Flora's thoughts were flowing in this direction when her father's gruff voice made itself heard from the dining-room below. It was the anniversary of his father's death. In former years he would have contented himself with obit services, at the synagogue; this time, however, he had passed the day in fasting and chanting psalms at home, in addition to lighting his own candle in front of the cantor's desk and reciting Kaddish for the departed soul, at the house of prayer. It touched Flora's heart to think of him fasting and praying all day, and, with her book in her hand, she ran down to meet him.

"Just comin' from the synagogue, papa?" she greeted him affectionately, in English. "This settles your fast, don't it?"

"It is not so easy to settle with Him, my daughter," he returned, in Yiddish, pointing to the ceiling. "You can never be through serving the Uppermost. Hurry up, Tamara!" he added, in the direction of the adjoining kitchen.

"You ain' goin' to say more Thilim[1] to-night, are you, pa?"

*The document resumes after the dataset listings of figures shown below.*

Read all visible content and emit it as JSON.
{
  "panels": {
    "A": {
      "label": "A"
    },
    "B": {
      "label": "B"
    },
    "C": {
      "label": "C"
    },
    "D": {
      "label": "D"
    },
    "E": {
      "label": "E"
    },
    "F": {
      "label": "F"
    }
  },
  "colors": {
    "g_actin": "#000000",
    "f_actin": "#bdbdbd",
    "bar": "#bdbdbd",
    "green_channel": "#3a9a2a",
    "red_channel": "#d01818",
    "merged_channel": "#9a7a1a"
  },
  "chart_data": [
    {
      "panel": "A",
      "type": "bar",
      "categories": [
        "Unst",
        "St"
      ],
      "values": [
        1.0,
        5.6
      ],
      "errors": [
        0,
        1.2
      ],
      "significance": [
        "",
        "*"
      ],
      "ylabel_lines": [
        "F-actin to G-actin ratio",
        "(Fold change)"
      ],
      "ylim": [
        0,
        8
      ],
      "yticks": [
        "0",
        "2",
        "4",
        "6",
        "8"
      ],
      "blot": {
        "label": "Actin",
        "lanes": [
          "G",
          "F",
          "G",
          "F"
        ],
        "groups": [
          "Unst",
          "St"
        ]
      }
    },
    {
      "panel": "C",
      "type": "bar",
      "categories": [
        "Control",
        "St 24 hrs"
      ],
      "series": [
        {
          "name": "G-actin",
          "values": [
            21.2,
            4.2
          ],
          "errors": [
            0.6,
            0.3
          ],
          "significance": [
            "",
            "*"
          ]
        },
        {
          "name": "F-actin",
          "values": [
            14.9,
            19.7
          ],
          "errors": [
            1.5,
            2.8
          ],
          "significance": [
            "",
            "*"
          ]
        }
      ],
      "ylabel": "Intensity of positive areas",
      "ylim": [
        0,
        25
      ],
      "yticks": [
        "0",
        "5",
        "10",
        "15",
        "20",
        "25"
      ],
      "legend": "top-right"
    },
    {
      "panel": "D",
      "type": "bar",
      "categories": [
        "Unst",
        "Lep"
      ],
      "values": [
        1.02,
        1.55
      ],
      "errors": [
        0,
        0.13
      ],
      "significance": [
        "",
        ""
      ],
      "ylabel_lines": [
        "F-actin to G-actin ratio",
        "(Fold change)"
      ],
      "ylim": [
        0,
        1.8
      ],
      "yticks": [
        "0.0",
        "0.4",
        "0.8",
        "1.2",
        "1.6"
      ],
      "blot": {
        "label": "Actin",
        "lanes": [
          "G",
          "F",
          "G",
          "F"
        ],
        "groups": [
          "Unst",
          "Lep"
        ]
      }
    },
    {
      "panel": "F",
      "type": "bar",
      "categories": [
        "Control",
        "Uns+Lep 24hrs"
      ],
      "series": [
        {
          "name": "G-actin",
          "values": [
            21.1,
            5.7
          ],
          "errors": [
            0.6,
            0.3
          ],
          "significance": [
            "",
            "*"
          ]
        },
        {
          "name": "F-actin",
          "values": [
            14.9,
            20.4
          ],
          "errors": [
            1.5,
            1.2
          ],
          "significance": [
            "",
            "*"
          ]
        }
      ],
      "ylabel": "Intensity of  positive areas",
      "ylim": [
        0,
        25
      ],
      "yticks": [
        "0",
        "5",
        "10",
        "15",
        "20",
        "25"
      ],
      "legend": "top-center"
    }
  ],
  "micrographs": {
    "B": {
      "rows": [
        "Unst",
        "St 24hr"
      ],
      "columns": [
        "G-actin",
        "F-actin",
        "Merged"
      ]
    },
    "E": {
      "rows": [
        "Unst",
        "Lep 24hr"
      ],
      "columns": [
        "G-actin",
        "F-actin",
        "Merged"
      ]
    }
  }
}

"Why, does it cost you too much?" he snarled good humoredly.

"Yes it does—your health. I won't let you sing again. You are weak and you got enough."

"Hush! It is not potato-soup; you can never have enough of it." He fell to tugging nervously at his white beard, which grew in a pair of tiny imperials. "Tamara! It's time to break the fast, isn't it?"

"You can wash your hands. Supper is ready," came the housekeeper's pleasant voice.